Elle oublie doucement la situation de son corps, s’abandonne au plaisir de la chair. Ses douces caresses, ses baisers : elle sent le désir monter en elle. Elle ne pense plus qu’à ça. Il ne fait aucune remarque sur son ventre, la couvre de mots tendres.
Ses doigts sont enfouis dans sa chatte, elle est trempée, il lui en faut plus, elle a envie qu’il passe à l’action suivante. Elle se relève, s’agenouille devant lui et présente ses fesses. Il s’approche d’elle, s’agrippe à ses hanches et enfonce sa queue entre ses fesses. Il rentre comme du beurre, elle est si mouillée. De temps à autre, il sort sa bitte pour la rentrer dans sa chatte. Elle sent monter en lui son excitation. Son râle devient si fort.
Enfin, il change à nouveau de position et c’est elle qui se met au-dessus de lui. Sa queue raide s’enfouit dans sa chatte.
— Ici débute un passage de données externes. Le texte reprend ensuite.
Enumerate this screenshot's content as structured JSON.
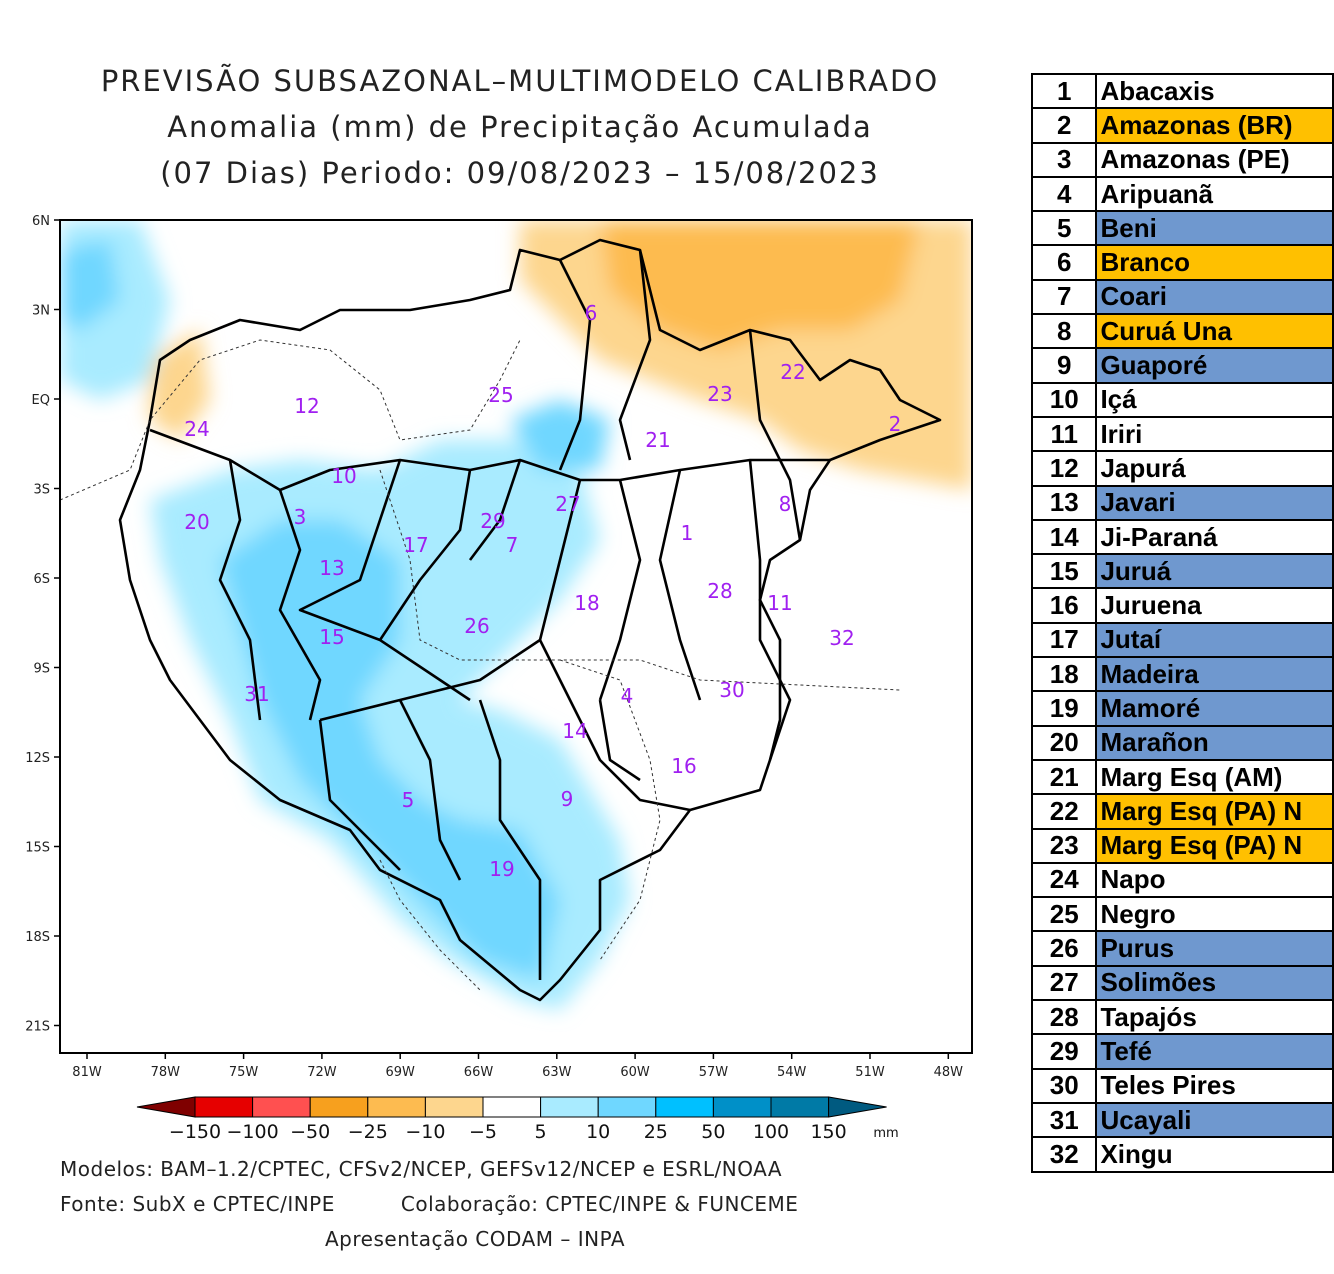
{
  "title": {
    "line1": "PREVISÃO SUBSAZONAL–MULTIMODELO CALIBRADO",
    "line2": "Anomalia (mm) de Precipitação Acumulada",
    "line3": "(07 Dias) Periodo: 09/08/2023 – 15/08/2023"
  },
  "map": {
    "lat_ticks": [
      "6N",
      "3N",
      "EQ",
      "3S",
      "6S",
      "9S",
      "12S",
      "15S",
      "18S",
      "21S"
    ],
    "lon_ticks": [
      "81W",
      "78W",
      "75W",
      "72W",
      "69W",
      "66W",
      "63W",
      "60W",
      "57W",
      "54W",
      "51W",
      "48W"
    ],
    "basin_labels": [
      {
        "id": "1"
      },
      {
        "id": "2"
      },
      {
        "id": "3"
      },
      {
        "id": "4"
      },
      {
        "id": "5"
      },
      {
        "id": "6"
      },
      {
        "id": "7"
      },
      {
        "id": "8"
      },
      {
        "id": "9"
      },
      {
        "id": "10"
      },
      {
        "id": "11"
      },
      {
        "id": "12"
      },
      {
        "id": "13"
      },
      {
        "id": "14"
      },
      {
        "id": "15"
      },
      {
        "id": "16"
      },
      {
        "id": "17"
      },
      {
        "id": "18"
      },
      {
        "id": "19"
      },
      {
        "id": "20"
      },
      {
        "id": "21"
      },
      {
        "id": "22"
      },
      {
        "id": "23"
      },
      {
        "id": "24"
      },
      {
        "id": "25"
      },
      {
        "id": "26"
      },
      {
        "id": "27"
      },
      {
        "id": "28"
      },
      {
        "id": "29"
      },
      {
        "id": "30"
      },
      {
        "id": "31"
      },
      {
        "id": "32"
      }
    ]
  },
  "colorbar": {
    "labels": [
      "−150",
      "−100",
      "−50",
      "−25",
      "−10",
      "−5",
      "5",
      "10",
      "25",
      "50",
      "100",
      "150"
    ],
    "unit": "mm",
    "colors": [
      "#7f0000",
      "#e60000",
      "#ff5050",
      "#f7a01e",
      "#fdbb50",
      "#fdd68e",
      "#ffffff",
      "#a9ebff",
      "#6fd7ff",
      "#00c0ff",
      "#0090c8",
      "#007aa6",
      "#005a80"
    ]
  },
  "footer": {
    "models": "Modelos: BAM–1.2/CPTEC, CFSv2/NCEP, GEFSv12/NCEP e ESRL/NOAA",
    "source": "Fonte: SubX e CPTEC/INPE",
    "collab": "Colaboração: CPTEC/INPE & FUNCEME",
    "presentation": "Apresentação CODAM – INPA"
  },
  "basins": [
    {
      "num": "1",
      "name": "Abacaxis",
      "color": "#ffffff"
    },
    {
      "num": "2",
      "name": "Amazonas (BR)",
      "color": "#ffc000"
    },
    {
      "num": "3",
      "name": "Amazonas (PE)",
      "color": "#ffffff"
    },
    {
      "num": "4",
      "name": "Aripuanã",
      "color": "#ffffff"
    },
    {
      "num": "5",
      "name": "Beni",
      "color": "#6f98cf"
    },
    {
      "num": "6",
      "name": "Branco",
      "color": "#ffc000"
    },
    {
      "num": "7",
      "name": "Coari",
      "color": "#6f98cf"
    },
    {
      "num": "8",
      "name": "Curuá Una",
      "color": "#ffc000"
    },
    {
      "num": "9",
      "name": "Guaporé",
      "color": "#6f98cf"
    },
    {
      "num": "10",
      "name": "Içá",
      "color": "#ffffff"
    },
    {
      "num": "11",
      "name": "Iriri",
      "color": "#ffffff"
    },
    {
      "num": "12",
      "name": "Japurá",
      "color": "#ffffff"
    },
    {
      "num": "13",
      "name": "Javari",
      "color": "#6f98cf"
    },
    {
      "num": "14",
      "name": "Ji-Paraná",
      "color": "#ffffff"
    },
    {
      "num": "15",
      "name": "Juruá",
      "color": "#6f98cf"
    },
    {
      "num": "16",
      "name": "Juruena",
      "color": "#ffffff"
    },
    {
      "num": "17",
      "name": "Jutaí",
      "color": "#6f98cf"
    },
    {
      "num": "18",
      "name": "Madeira",
      "color": "#6f98cf"
    },
    {
      "num": "19",
      "name": "Mamoré",
      "color": "#6f98cf"
    },
    {
      "num": "20",
      "name": "Marañon",
      "color": "#6f98cf"
    },
    {
      "num": "21",
      "name": "Marg Esq (AM)",
      "color": "#ffffff"
    },
    {
      "num": "22",
      "name": "Marg Esq (PA) N",
      "color": "#ffc000"
    },
    {
      "num": "23",
      "name": "Marg Esq (PA) N",
      "color": "#ffc000"
    },
    {
      "num": "24",
      "name": "Napo",
      "color": "#ffffff"
    },
    {
      "num": "25",
      "name": "Negro",
      "color": "#ffffff"
    },
    {
      "num": "26",
      "name": "Purus",
      "color": "#6f98cf"
    },
    {
      "num": "27",
      "name": "Solimões",
      "color": "#6f98cf"
    },
    {
      "num": "28",
      "name": "Tapajós",
      "color": "#ffffff"
    },
    {
      "num": "29",
      "name": "Tefé",
      "color": "#6f98cf"
    },
    {
      "num": "30",
      "name": "Teles Pires",
      "color": "#ffffff"
    },
    {
      "num": "31",
      "name": "Ucayali",
      "color": "#6f98cf"
    },
    {
      "num": "32",
      "name": "Xingu",
      "color": "#ffffff"
    }
  ]
}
Elle mouille si abondamment, que Fred a le ventre aussi trempé qu’elle. Un dernier coup de reins de sa part, suivi d’un cri mutuel. Ils jouissent ensemble.
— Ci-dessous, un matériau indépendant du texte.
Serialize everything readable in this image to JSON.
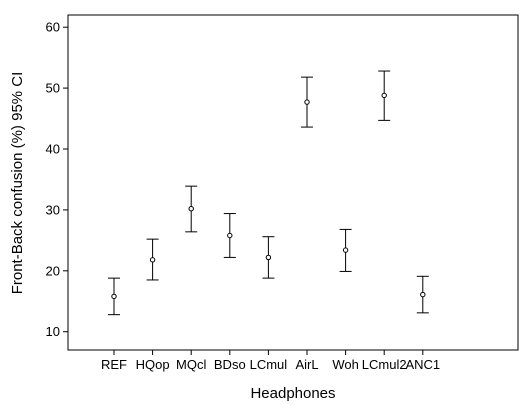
{
  "chart_data": {
    "type": "scatter",
    "title": "",
    "xlabel": "Headphones",
    "ylabel": "Front-Back confusion (%) 95% CI",
    "ylim": [
      7,
      62
    ],
    "yticks": [
      10,
      20,
      30,
      40,
      50,
      60
    ],
    "categories": [
      "REF",
      "HQop",
      "MQcl",
      "BDso",
      "LCmul",
      "AirL",
      "Woh",
      "LCmul2",
      "ANC1"
    ],
    "mean": [
      15.8,
      21.8,
      30.2,
      25.8,
      22.2,
      47.7,
      23.4,
      48.8,
      16.1
    ],
    "ci_lower": [
      12.8,
      18.5,
      26.4,
      22.2,
      18.8,
      43.6,
      19.9,
      44.7,
      13.1
    ],
    "ci_upper": [
      18.8,
      25.2,
      33.9,
      29.4,
      25.6,
      51.8,
      26.8,
      52.8,
      19.1
    ],
    "grid": false,
    "legend": "none"
  }
}
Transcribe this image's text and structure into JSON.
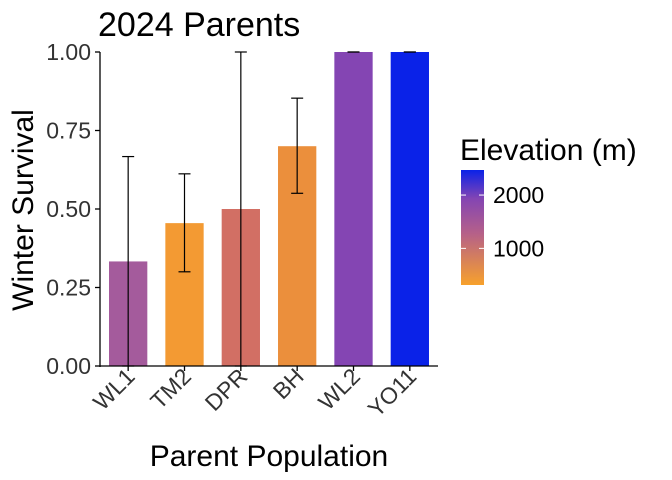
{
  "chart_data": {
    "type": "bar",
    "title": "2024 Parents",
    "xlabel": "Parent Population",
    "ylabel": "Winter Survival",
    "ylim": [
      0,
      1
    ],
    "yticks": [
      0,
      0.25,
      0.5,
      0.75,
      1
    ],
    "ytick_labels": [
      "0.00",
      "0.25",
      "0.50",
      "0.75",
      "1.00"
    ],
    "categories": [
      "WL1",
      "TM2",
      "DPR",
      "BH",
      "WL2",
      "YO11"
    ],
    "values": [
      0.333,
      0.455,
      0.5,
      0.7,
      1.0,
      1.0
    ],
    "error_low": [
      0.0,
      0.3,
      0.0,
      0.55,
      1.0,
      1.0
    ],
    "error_high": [
      0.667,
      0.612,
      1.0,
      0.853,
      1.0,
      1.0
    ],
    "elevation_m": [
      1614,
      313,
      1019,
      511,
      2020,
      2470
    ],
    "bar_colors": [
      "#A45B9C",
      "#F39A33",
      "#D26F64",
      "#EB8F3C",
      "#8445B3",
      "#0A22E8"
    ],
    "grid": false,
    "legend": {
      "title": "Elevation (m)",
      "placement": "right",
      "ticks": [
        1000,
        2000
      ],
      "tick_labels": [
        "1000",
        "2000"
      ],
      "range": [
        313,
        2470
      ],
      "color_low": "#F7A12C",
      "color_mid": "#A45B9C",
      "color_high": "#0A22E8"
    }
  }
}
Elle s’enlève de son corps trempé et se met à côté de lui. Ils se caressent en silence.
Les demi-heures passent. Ils n’ont pas envie de se quitter. Elle ne sait pas comment lui dire qu’elle resterait bien toute la nuit dans ses bras pour recommencer.
Fred avait réservé la nuit entière dans cet établissement, ne sachant pas comment se déroulerait leur rencontre. Elle va se doucher. Puis revient dans la chambre, prend le téléphone, appelle à la maison. Décidément, les routes ne sont pas sûres en cette période, le froid s’est installée, risque de gel. Elle annonce qu’elle va trouver un endroit pour passer la nuit et rejoindra sa famille demain dans la journée.
Fred, avec un grand sourire, part dans la direction de la salle de bain et invite Lise à le rejoindre. La nuit est devant eux.